Since mitochondrial damage is an early indicator of neuronal damage, discovering the connections between mitophagy deficiency and mitochondrial damage is very important for the early prevention and treatment of prion diseases. In this study, Li and colleagues investigated damaged mitochondrial accumulation in a prion disease cell model. For the model, the Beijing-based research team infected mouse neuronal cells with a toxic protein fragment that affects prions, called prion protein 106-126 (PrP106-126).
This treatment caused extensive cell death, decreasing the viability by 50-60%. Additionally, the mitochondria were visibly fragmented, indicative of severe mitochondrial damage, and the PINK1-Parkin-mediated mitophagy was defunct and hardly active. But when treated with NMN, the prion-modeling neuronal cells were protected from death. In contrast, UA could not significantly alleviate PrP106-126-induced cell death.
When Li and colleagues genetically manipulated the prion modeling neuronal cells to produce excess Pink1 and Parkin, the mitophagy deficiency was alleviated. Similarly, supplementation with two mitophagy-inducing agents, nicotinamide mononucleotide (NMN) or urolithin A (UA), significantly stimulated PINK1-Parkin-mediated mitophagy. However, compared with NMN, UA could not alleviate prion-induced mitochondrial fragmentation and dysfunction.
Li and colleagues show that cells affected by prion disease have severe mitochondrial fragmentation and dysfunction. The mitophagy activator NMN activates PINK1-Parkin-mediated mitophagy in the prion disease cell model and restores mitochondrial morphology and function, thereby alleviating neuronal cell death induced by PrP106-126. The therapeutic effect of NMN has also been reported in other diseases, such as premature aging-related ataxia telangiectasia and hypertension-related stroke.
On the other hand, while UA activates mitophagy, it does not alleviate prion-affected cells from damaged mitochondrial fragmentation. The resulting cells are left with few functional mitochondria for UA to function. That’s why the Beijing-based researchers think that UA supplementation wasn’t able to alleviate neuronal death caused by prion disease. UA cannot alleviate mitochondrial fragmentation and dysfunction caused by PrP106-126, eventually leading to cell death and decreased vitality, an interesting phenomenon.

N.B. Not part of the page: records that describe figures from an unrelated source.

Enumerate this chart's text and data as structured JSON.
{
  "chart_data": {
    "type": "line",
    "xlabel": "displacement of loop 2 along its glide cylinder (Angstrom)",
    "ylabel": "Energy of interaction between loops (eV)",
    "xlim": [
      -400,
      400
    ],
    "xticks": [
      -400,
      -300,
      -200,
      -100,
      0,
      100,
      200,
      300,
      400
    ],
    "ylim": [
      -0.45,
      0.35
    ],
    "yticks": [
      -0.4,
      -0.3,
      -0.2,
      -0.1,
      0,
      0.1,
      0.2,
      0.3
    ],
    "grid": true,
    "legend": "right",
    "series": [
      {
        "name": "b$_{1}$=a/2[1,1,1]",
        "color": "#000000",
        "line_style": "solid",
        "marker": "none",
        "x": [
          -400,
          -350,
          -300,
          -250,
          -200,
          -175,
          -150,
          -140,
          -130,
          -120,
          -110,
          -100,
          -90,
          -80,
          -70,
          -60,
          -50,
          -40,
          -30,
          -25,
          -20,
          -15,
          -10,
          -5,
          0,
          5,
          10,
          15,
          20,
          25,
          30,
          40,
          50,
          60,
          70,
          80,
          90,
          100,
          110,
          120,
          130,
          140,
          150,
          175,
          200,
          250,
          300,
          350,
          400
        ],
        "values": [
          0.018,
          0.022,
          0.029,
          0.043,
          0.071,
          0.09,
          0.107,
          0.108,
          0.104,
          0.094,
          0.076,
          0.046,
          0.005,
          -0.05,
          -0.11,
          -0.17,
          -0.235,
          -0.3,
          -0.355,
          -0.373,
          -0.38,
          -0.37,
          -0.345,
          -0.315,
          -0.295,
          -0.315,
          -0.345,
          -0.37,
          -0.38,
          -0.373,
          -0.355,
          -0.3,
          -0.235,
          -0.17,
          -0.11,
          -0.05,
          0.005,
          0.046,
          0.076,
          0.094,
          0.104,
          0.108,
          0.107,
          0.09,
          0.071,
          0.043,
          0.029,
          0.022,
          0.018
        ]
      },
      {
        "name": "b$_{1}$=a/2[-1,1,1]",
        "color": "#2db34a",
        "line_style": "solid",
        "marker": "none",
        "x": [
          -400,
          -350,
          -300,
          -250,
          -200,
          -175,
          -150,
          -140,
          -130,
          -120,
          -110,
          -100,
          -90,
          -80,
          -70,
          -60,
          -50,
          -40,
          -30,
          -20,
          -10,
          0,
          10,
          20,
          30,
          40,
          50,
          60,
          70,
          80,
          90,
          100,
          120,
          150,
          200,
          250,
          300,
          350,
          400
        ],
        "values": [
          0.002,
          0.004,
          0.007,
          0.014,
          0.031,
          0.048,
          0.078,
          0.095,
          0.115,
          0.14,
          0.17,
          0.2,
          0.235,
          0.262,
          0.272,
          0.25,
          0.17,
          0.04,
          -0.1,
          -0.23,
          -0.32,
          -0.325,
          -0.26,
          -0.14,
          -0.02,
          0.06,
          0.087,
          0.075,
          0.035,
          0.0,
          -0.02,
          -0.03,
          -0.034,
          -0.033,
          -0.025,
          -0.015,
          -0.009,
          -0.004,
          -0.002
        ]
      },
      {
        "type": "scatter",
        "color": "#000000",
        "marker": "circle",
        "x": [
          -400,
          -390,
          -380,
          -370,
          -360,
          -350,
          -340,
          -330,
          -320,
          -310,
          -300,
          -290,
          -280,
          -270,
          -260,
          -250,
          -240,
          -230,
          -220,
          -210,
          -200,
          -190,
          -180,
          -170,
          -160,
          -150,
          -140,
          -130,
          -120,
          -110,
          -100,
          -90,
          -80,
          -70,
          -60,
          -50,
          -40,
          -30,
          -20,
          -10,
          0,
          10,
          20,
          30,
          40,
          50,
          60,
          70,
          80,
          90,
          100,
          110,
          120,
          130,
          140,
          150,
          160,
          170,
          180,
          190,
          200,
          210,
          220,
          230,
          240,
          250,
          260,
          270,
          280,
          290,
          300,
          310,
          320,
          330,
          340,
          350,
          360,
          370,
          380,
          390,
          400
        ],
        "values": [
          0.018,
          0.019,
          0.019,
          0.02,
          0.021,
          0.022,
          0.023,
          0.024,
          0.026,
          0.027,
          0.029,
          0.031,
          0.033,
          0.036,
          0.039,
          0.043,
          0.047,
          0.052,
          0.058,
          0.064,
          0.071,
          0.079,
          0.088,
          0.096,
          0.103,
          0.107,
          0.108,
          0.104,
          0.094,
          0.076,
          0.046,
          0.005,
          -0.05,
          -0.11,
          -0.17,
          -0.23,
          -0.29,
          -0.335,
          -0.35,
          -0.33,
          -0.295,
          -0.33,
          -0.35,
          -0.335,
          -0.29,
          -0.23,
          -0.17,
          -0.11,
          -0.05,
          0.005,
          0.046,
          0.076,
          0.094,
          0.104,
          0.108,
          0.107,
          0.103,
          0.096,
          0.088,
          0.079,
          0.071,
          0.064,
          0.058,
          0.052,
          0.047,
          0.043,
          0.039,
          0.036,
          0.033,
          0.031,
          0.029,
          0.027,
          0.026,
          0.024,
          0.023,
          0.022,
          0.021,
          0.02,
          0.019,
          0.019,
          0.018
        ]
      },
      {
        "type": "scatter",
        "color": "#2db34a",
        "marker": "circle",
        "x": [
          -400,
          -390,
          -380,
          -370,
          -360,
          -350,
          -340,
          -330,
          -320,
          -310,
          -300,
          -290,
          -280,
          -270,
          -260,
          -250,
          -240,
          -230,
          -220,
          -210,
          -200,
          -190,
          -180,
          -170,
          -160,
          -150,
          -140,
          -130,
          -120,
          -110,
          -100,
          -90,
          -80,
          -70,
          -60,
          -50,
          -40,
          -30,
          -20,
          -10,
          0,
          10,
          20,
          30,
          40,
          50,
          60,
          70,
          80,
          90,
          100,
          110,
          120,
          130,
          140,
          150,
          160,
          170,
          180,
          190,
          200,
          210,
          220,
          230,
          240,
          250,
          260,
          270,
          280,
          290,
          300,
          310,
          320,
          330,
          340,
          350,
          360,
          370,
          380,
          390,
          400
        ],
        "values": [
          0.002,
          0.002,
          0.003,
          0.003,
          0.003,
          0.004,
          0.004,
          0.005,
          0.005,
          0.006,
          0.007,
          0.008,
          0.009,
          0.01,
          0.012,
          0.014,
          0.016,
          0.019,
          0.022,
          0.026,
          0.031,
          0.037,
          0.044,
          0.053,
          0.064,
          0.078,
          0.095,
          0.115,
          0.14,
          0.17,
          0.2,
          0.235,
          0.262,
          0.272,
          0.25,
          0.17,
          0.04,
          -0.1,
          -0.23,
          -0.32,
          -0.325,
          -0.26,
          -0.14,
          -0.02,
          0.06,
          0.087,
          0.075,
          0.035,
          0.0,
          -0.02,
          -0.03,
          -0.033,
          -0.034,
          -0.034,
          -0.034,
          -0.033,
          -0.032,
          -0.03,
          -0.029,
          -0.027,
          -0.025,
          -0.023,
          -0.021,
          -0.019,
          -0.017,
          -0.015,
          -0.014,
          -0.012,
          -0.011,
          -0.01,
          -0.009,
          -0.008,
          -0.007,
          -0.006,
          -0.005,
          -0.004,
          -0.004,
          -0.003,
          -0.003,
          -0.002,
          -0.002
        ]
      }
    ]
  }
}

The different mechanisms of NMN and UA in activating mitophagy require further study, which may help us find precise targets for the treatment of prion diseases like Creutzfeldt-Jakob disease. Since defects in this mitophagy pathway have been reported in other diseases, like Alzheimer’s and Parkinson’s disease as well as cardiomyopathies, mitophagy activators may have broad therapeutic potential. Different mitophagy activators may work better to treat specific diseases, so there is a need to screen for the mitophagy activators that promote cell health and viability in each specific disease context.